Micro preemies and the disability bias

I read an article this weekend about the ethics of treating micro preemies.



The article talked about how the commonly accepted protocol right now is to deny life saving measures to babies born before 23 weeks. One of the reasons given for this policy is the large percentage of these babies who end up having disabilities including cerebral palsy, blindness, lung disease etc. However, a small number of these babies, even those born in the 22nd gestational week, survive and prosper with no discernible disabilities at all. 

An excellent point that was brought up was the inconsistency of how and when doctors recommend life saving measures. Because if a teenager was badly hurt in a car accident, that all efforts would be made to save their life, even if there was only a 22% chance of surviving and a 9% chance of escaping without disability. These are the exact statistics of the survival and disability rate of micro preemies born at 22 weeks.

It was also mentioned that babies born with Down Syndrome are treated with life saving measures, despite the fact that almost all of them will grow up to experience serious disability. It has finally been recognized that it is unethical, immoral and unconscionable to deny medical treatment to an entire group of people solely based on their diagnosis or their disability.
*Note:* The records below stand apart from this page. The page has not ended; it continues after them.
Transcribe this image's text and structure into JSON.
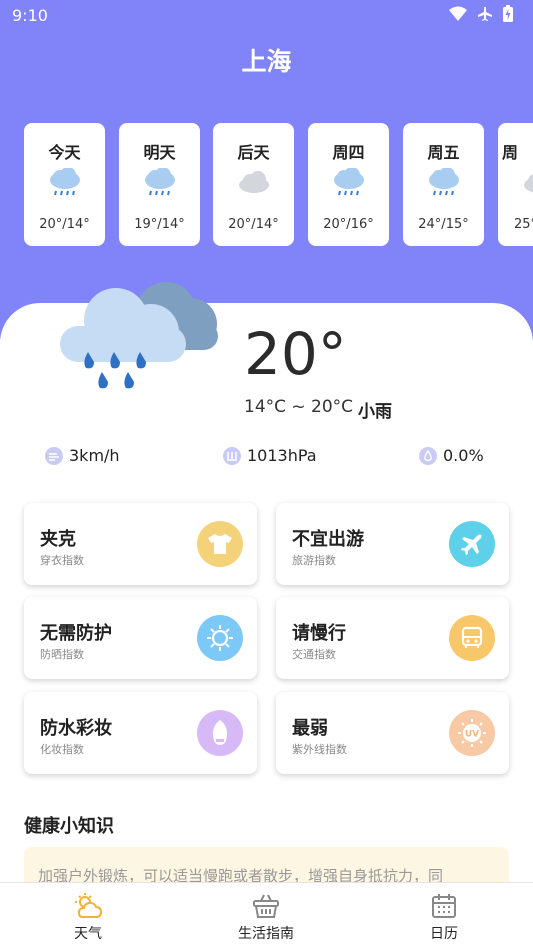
{
  "status_bar": {
    "time": "9:10"
  },
  "city": "上海",
  "forecast": [
    {
      "day": "今天",
      "temp": "20°/14°",
      "icon": "rain-cloud-icon"
    },
    {
      "day": "明天",
      "temp": "19°/14°",
      "icon": "rain-cloud-icon"
    },
    {
      "day": "后天",
      "temp": "20°/14°",
      "icon": "cloud-icon"
    },
    {
      "day": "周四",
      "temp": "20°/16°",
      "icon": "rain-cloud-icon"
    },
    {
      "day": "周五",
      "temp": "24°/15°",
      "icon": "rain-cloud-icon"
    },
    {
      "day": "周",
      "temp": "25°",
      "icon": "cloud-icon"
    }
  ],
  "current": {
    "temp": "20°",
    "range": "14°C ~ 20°C",
    "desc": "小雨",
    "wind": "3km/h",
    "pressure": "1013hPa",
    "precip": "0.0%"
  },
  "indices": [
    {
      "title": "夹克",
      "sub": "穿衣指数",
      "icon": "shirt-icon",
      "color": "#f3d27a"
    },
    {
      "title": "不宜出游",
      "sub": "旅游指数",
      "icon": "plane-icon",
      "color": "#5ed0ea"
    },
    {
      "title": "无需防护",
      "sub": "防晒指数",
      "icon": "sun-icon",
      "color": "#7cc8f7"
    },
    {
      "title": "请慢行",
      "sub": "交通指数",
      "icon": "bus-icon",
      "color": "#f7c76a"
    },
    {
      "title": "防水彩妆",
      "sub": "化妆指数",
      "icon": "makeup-icon",
      "color": "#d6b9f6"
    },
    {
      "title": "最弱",
      "sub": "紫外线指数",
      "icon": "uv-icon",
      "color": "#f7c9a4"
    }
  ],
  "health": {
    "title": "健康小知识",
    "text": "加强户外锻炼，可以适当慢跑或者散步，增强自身抵抗力，同"
  },
  "tabs": [
    {
      "label": "天气",
      "icon": "weather-tab-icon"
    },
    {
      "label": "生活指南",
      "icon": "basket-tab-icon"
    },
    {
      "label": "日历",
      "icon": "calendar-tab-icon"
    }
  ],
  "colors": {
    "header": "#8183f9",
    "accent": "#f2b233"
  }
}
However, when looking at the micro preemie issue, it is easy to see the disability bias which continues to runs rampant through the medical community. There is no other reason for doctors to deny or withdraw life saving measures to micro preemies other than the high chance of disability.


This article brings up some important questions which need to be examined at a deeper level.

Why are doctors counselling against life saving measures in the case of micro preemies if there is a chance that these babies lives can be saved? 

Why would a doctor counsel one set of parents to pursue all options to save a child, and counsel the second set to let their child die where the only measurable variable that differs is age?

Why is disability so frightening to these doctors that they believe that it is better for babies to be dead than to live a life with disability?

Why would you think that it is better to grieve a dead child, than to have the experience of raising a child with a disability?

What makes doctors experts in the quality and value of a life, with or without a disability?

Why do doctors feel that it is their right to attempt to qualify what a meaningful life entails?

There are questions I am still trying to answer for myself, because they are totally bewildering.

I can't understand how a doctor with little to no experience with disability themselves would feel competent to counsel others on what to do in the case of child having a life long disability. What insight could they give?

How could they possibly understand the joy and heartache that can go hand in hand? How could they understand the fierceness for which you fight with your child to make slow gains? How could they know the feeling of bursting pride when a new skill is learned? How do you quantify that? How do you measure it?

How do you measure the impact of a child's presence in your life?

The answer is, you can't. You can't qualify these things. And because you can't, they are ignored by the medical community.

So that parents of micro preemies aren't told about the positive aspects of parenting your child with disability. In fact, they are often actively discouraged from letting their child live as well as being given the worst case scenario for the child's outcome.

I have to wonder, how is this possibly considered to be best practise? How is this the ethical way to treat parents and children at one of the most vulnerable times of their lives?